Categories
Uncategorized

How to revoke specific key used to login with OpenSSH

Revoke specific key used to perform key-based login with OpenSSH utilizing simple public key revocation list or OpenSSH Key Revocation List (KRL).

OpenSSH configuration

Create empty revocation list file.

$ sudo touch /etc/ssh/sshd_revoked_keys
It is important to perform this first or risk that public key authentication will be refused for every user.

Edit sshd_config configuration file to include revocation list.

$ vim /etc/ssh/sshd_config
[...]
RevokedKeys /etc/ssh/sshd_revoked_keys
[...]

Reload OpenSSH server.

$ sudo systemctl reload ssh

Inspect auth.log log file in case of trouble as missing revocation list file can be easily spotted.

$ tail /var/log/auth.log
[...]
Sep 16 23:39:02 buster sshd[909]: error: Error checking authentication key RSA SHA256:dzfaHFy/dUBtH03VtjnZABbVDxlzEvxKR/a3eOgqvZQ in revoked keys file /etc/ssh/sshd_revoked_keys: No such file or directory
[...]

Simple public key revocation list

This is a straight solution as you need to store public keys in revocation list file.

Display public key fingerprint.

$ ssh-keygen -l -f sshkey.pub
2048 SHA256:dzfaHFy/dUBtH03VtjnZABbVDxlzEvxKR/a3eOgqvZQ no comment (RSA)

Append public key to the revocation list file.

$ cat sshkey.pub | sudo tee -a /etc/ssh/sshd_revoked_keys

This key will be revoked from now on, every attempt to use this key will be logged in auth.log log file.

$ tail /var/log/auth.log
[...]
Sep 17 00:00:32 buster sshd[977]: error: Authentication key RSA SHA256:dzfaHFy/dUBtH03VtjnZABbVDxlzEvxKR/a3eOgqvZQ revoked by file /etc/ssh/sshd_revoked_keys
[...]

OpenSSH Key Revocation List

Use OpenSSH Key Revocation List (KRL) custom binary format to manage revoked keys, so the resulting file is very small.

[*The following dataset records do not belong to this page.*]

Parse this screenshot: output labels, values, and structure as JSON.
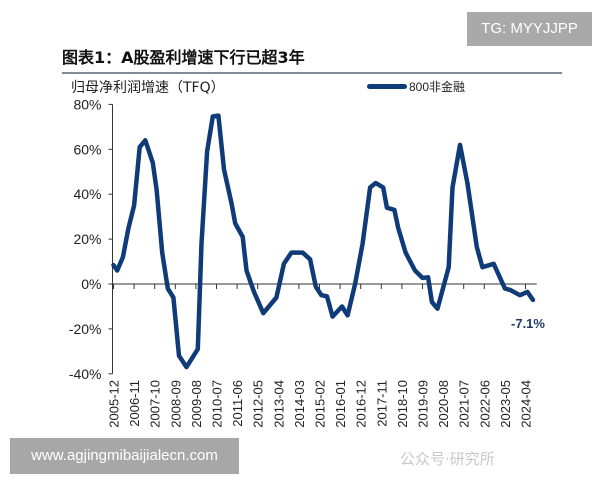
{
  "watermark_top": "TG: MYYJJPP",
  "watermark_bottom": "www.agjingmibaijialecn.com",
  "watermark_mid": "公众号·研究所",
  "chart_data": {
    "type": "line",
    "title": "图表1：A股盈利增速下行已超3年",
    "ylabel": "归母净利润增速（TFQ）",
    "ylim": [
      -40,
      80
    ],
    "yticks": [
      -40,
      -20,
      0,
      20,
      40,
      60,
      80
    ],
    "ytick_labels": [
      "-40%",
      "-20%",
      "0%",
      "20%",
      "40%",
      "60%",
      "80%"
    ],
    "xtick_labels": [
      "2005-12",
      "2006-11",
      "2007-10",
      "2008-09",
      "2009-08",
      "2010-07",
      "2011-06",
      "2012-05",
      "2013-04",
      "2014-03",
      "2015-02",
      "2016-01",
      "2016-12",
      "2017-11",
      "2018-10",
      "2019-09",
      "2020-08",
      "2021-07",
      "2022-06",
      "2023-05",
      "2024-04"
    ],
    "legend_position": "top-right",
    "grid": false,
    "annotation": "-7.1%",
    "line_color": "#0f3b78",
    "series": [
      {
        "name": "800非金融",
        "x": [
          "2005-12",
          "2006-02",
          "2006-05",
          "2006-08",
          "2006-11",
          "2007-02",
          "2007-05",
          "2007-09",
          "2007-11",
          "2008-02",
          "2008-05",
          "2008-08",
          "2008-11",
          "2009-03",
          "2009-09",
          "2009-11",
          "2010-02",
          "2010-05",
          "2010-08",
          "2010-11",
          "2011-03",
          "2011-05",
          "2011-09",
          "2011-11",
          "2012-03",
          "2012-08",
          "2013-03",
          "2013-07",
          "2013-11",
          "2014-05",
          "2014-09",
          "2014-12",
          "2015-03",
          "2015-06",
          "2015-09",
          "2016-02",
          "2016-05",
          "2016-09",
          "2017-01",
          "2017-05",
          "2017-08",
          "2017-12",
          "2018-02",
          "2018-06",
          "2018-08",
          "2018-12",
          "2019-05",
          "2019-09",
          "2019-12",
          "2020-02",
          "2020-05",
          "2020-11",
          "2021-01",
          "2021-05",
          "2021-09",
          "2022-02",
          "2022-05",
          "2022-11",
          "2023-05",
          "2023-08",
          "2024-01",
          "2024-05",
          "2024-08"
        ],
        "values": [
          8.4,
          6,
          12,
          25,
          35,
          61,
          64,
          54,
          42,
          14,
          -2,
          -6,
          -32,
          -37,
          -29,
          18,
          59,
          74.6,
          75,
          51,
          36,
          27,
          21,
          6,
          -3.5,
          -13,
          -6,
          9,
          14,
          14,
          11,
          -1.2,
          -5,
          -5.5,
          -14.5,
          -10,
          -14,
          0,
          18,
          43,
          45,
          43,
          34,
          33,
          25,
          14,
          6,
          2.7,
          3,
          -8,
          -11,
          7.5,
          43,
          62,
          45,
          16.5,
          7.5,
          9,
          -2,
          -2.7,
          -5,
          -3.5,
          -7.1
        ]
      }
    ]
  }
}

Create empty Key Revocation List (KRL) file.

$ sudo ssh-keygen -k -f /etc/ssh/sshd_revoked_keys

Display public key fingerprint.

$ ssh-keygen -l -f sshkey.pub
2048 SHA256:dzfaHFy/dUBtH03VtjnZABbVDxlzEvxKR/a3eOgqvZQ no comment (RSA)

Check if specified key is revoked.

$ sudo ssh-keygen -Q -f /etc/ssh/sshd_revoked_keys sshkey.pub
sshkey.pub (sshkey.pub): ok

Revoke this specific key.

$ sudo ssh-keygen -k -u -f /etc/ssh/sshd_revoked_keys sshkey.pub
Revoking from sshkey.pub

Verify that key was revoked.

$ sudo ssh-keygen -Q -f /etc/ssh/sshd_revoked_keys sshkey.pub
sshkey.pub (sshkey.pub): REVOKED

This key will be revoked from now on, every attempt to use this key will be logged in auth.log log file.

$ tail /var/log/auth.log
[...]
Sep 17 00:15:33 buster sshd[1197]: error: Authentication key RSA SHA256:dzfaHFy/dUBtH03VtjnZABbVDxlzEvxKR/a3eOgqvZQ revoked by file /etc/ssh/sshd_revoked_keys
[...]

Additional notes

Read sshd_config, ssh-keygen manual pages and inspect OpenSSH Key Revocation List format for more information.

I didn’t used dedicated certificates as this is a topic for another blog post.